Bei der Gedenkfeier, die das Kulturbüro mit dem Partnerschaftsverein Dormagen-Kiryat Ono ausrichtete, erinnerte Bürgermeister Peter-Olaf Hoffmann nicht nur an den NS-Terror, sondern warnte vor Rechtsradikalismus und Rassismus. Hoffmann forderte auf: "Betroffenheit allein reicht nicht aus, wir müssen nach wie vor wachsam sein und jeder Art von Unmenschlichkeit Einhalt gebieten." Vor der Niederlegung eines Gesteckes erklärte Hoffmann zu den Stolpersteinen vor den Wohnhäusern der Holocaust-Opfer: "Wir wollen uns an ihre Namen erinnern und das, was ihnen angetan wurde, nicht verdrängen. Die Verbrechen des Dritten Reiches mahnen uns, wohin Rassismus und das beständige Schüren von Vorurteilen führen können."

Mit ergreifenden Worten bedankte sich Hanni Paschek-Dahl, Tochter der Holocaust-Überlebenden Jakob und Irene Dahl, die sich im Ghetto Riga kennen lernten, bei der Stadt und den Schulen für das Aufrechterhalten der Erinnerung an die NS-Opfer: "Ich spreche für verfolgte und ermordete Menschen", sagte Hanni Paschek-Dahl, die es für unverzichtbar hält, dass Jugendliche über die NS-Zeit informiert werden: "Nur so kann ein Verständnis für Ereignisse geschaffen werden, das ihr zukünftiges Handeln beeinflusst", sagte sie vor der Gedenkfeier.
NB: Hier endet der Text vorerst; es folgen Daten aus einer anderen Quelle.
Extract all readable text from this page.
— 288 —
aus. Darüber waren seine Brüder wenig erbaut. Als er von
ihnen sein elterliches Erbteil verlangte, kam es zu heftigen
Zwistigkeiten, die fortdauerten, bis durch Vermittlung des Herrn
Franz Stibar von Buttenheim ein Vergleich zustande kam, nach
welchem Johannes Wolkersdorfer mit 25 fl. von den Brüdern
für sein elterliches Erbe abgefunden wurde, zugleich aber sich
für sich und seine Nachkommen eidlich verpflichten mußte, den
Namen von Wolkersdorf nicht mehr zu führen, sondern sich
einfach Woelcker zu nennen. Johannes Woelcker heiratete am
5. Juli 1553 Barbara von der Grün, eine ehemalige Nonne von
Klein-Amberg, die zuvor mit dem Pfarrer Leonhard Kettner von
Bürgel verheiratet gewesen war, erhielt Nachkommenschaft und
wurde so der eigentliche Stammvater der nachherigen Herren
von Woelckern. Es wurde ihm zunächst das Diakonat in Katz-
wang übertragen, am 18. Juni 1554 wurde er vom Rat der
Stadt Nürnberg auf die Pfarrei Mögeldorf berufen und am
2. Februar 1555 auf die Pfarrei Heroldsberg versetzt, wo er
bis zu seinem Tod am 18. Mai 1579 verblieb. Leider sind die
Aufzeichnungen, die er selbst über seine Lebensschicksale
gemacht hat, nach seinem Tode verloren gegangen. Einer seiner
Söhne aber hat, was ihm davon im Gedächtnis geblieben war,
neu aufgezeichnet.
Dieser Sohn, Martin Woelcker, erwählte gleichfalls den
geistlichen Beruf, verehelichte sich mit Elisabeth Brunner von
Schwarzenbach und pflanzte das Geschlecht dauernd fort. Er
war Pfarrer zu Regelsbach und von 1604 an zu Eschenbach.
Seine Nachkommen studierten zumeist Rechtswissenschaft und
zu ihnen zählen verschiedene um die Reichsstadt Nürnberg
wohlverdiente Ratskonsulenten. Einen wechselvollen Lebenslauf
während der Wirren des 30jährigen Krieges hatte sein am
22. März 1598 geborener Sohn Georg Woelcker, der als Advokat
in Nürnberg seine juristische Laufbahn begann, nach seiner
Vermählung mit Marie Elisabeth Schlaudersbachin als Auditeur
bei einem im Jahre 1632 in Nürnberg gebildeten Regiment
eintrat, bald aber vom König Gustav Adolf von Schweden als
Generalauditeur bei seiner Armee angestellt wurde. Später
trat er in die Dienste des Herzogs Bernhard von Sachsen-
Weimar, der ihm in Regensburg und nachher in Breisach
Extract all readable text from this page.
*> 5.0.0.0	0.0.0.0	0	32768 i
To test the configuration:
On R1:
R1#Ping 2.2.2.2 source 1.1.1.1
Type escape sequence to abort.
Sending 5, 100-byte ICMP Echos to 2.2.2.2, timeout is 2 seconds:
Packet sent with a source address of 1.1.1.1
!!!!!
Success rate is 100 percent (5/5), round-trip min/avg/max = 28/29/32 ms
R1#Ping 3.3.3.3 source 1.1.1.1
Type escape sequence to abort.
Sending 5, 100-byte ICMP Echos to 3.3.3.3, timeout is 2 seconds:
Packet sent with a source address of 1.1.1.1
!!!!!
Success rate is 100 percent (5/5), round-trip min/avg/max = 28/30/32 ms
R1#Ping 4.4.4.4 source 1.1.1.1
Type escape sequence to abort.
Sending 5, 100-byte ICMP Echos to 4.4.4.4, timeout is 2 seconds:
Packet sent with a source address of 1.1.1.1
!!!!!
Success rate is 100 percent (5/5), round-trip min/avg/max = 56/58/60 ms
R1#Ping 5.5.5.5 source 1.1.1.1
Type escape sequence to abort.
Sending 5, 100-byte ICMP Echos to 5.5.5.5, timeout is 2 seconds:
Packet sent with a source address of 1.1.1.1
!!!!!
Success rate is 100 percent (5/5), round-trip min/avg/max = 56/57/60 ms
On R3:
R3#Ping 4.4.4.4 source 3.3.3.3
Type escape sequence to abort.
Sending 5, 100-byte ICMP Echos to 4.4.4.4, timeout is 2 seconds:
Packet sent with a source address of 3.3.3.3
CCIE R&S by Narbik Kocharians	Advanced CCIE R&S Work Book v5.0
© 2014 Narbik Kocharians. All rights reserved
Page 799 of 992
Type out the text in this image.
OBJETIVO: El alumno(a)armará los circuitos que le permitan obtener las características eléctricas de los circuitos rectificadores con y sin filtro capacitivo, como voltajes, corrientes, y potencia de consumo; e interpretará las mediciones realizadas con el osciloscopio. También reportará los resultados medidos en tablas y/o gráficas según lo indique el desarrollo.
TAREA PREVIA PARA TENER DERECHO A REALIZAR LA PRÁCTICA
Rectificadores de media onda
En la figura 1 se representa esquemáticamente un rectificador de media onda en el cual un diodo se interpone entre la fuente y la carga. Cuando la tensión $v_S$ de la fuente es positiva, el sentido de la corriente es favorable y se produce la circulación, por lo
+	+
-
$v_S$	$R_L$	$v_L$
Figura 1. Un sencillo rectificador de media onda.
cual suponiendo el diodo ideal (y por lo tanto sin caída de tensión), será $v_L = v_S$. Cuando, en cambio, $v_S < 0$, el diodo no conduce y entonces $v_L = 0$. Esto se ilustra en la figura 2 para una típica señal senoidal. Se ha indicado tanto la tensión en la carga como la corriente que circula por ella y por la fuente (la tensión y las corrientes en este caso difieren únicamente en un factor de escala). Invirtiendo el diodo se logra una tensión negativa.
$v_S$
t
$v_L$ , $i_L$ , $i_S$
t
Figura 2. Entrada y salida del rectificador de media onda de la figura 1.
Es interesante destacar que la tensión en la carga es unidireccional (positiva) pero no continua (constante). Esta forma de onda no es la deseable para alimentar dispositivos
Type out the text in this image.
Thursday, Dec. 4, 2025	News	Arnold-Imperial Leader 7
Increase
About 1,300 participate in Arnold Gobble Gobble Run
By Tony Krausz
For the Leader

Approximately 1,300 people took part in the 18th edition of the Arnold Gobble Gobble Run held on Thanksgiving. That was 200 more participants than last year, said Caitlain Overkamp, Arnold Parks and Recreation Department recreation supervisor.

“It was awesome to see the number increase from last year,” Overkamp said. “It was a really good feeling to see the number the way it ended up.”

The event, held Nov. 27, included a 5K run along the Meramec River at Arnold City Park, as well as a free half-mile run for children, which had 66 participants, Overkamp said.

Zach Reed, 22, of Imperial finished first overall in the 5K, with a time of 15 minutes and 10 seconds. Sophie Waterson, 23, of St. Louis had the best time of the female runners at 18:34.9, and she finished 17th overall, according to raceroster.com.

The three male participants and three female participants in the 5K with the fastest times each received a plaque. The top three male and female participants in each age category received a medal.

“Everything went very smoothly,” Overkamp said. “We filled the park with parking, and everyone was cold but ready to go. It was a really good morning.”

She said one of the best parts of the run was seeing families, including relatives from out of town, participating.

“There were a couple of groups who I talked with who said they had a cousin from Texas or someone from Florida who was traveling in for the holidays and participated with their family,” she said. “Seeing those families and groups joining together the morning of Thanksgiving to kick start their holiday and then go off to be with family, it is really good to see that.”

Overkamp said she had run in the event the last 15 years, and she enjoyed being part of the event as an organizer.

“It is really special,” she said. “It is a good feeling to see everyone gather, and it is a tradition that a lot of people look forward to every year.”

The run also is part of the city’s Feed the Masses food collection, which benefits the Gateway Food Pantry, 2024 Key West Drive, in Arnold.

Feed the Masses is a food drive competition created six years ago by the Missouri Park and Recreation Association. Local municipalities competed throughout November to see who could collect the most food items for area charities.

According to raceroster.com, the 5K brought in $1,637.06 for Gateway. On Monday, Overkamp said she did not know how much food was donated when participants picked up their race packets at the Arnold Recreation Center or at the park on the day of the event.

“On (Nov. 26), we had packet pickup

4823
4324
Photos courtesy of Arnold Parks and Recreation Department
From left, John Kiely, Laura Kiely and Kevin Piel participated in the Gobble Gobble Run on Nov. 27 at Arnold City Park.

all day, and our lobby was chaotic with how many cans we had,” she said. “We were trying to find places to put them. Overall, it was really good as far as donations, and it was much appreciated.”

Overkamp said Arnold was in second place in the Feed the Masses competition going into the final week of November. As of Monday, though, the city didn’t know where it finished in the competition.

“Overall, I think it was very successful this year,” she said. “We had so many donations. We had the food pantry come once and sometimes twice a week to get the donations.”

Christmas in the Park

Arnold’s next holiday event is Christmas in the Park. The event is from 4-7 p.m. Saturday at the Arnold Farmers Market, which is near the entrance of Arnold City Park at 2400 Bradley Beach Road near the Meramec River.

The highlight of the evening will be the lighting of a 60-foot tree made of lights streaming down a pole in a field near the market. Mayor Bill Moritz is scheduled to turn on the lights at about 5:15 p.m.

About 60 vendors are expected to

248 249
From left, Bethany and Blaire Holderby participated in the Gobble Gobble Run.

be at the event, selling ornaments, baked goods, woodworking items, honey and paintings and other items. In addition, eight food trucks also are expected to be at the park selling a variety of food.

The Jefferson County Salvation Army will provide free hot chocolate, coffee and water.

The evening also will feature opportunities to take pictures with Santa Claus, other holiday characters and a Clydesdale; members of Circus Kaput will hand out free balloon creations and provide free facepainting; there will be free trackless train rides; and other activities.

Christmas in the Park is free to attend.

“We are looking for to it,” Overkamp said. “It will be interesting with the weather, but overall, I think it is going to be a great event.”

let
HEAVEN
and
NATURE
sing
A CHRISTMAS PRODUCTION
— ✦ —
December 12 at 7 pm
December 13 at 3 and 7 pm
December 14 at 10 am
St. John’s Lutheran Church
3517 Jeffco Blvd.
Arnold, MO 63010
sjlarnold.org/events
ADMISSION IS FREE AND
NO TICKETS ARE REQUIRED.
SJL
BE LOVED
Der langjährige Dormagener Pfarrer Heinz Tenhafen, Ehrenvorsitzender des Partnerschaftsvereins Dormagen–Kiryat Ono, knüpfte an seine Ansprache vor dem Stadtrat nach der Eröffnung der Hinweis-Stele mit den Standorten aller 39 Stolpersteine an. Er warnte davor, den Holocaust und das Unrecht an den NS-Opfern zu verharmlosen. Fremdenhass sei kein überwundenes Motiv für Gewalttaten. "Seit 1990 sind 183 Menschen in Deutschland Opfer neonazistischer und rassistischer Gewalt geworden", wies Tenhafen auf Terror gegen Obdachlose, Homosexuelle, Andersdenkende und -aussehende hin. "Diese Zahl muss uns nur noch entschlossener von hier weggehen lassen", sagte Tenhafen mit Blick auf die zahlreichen Teilnehmer.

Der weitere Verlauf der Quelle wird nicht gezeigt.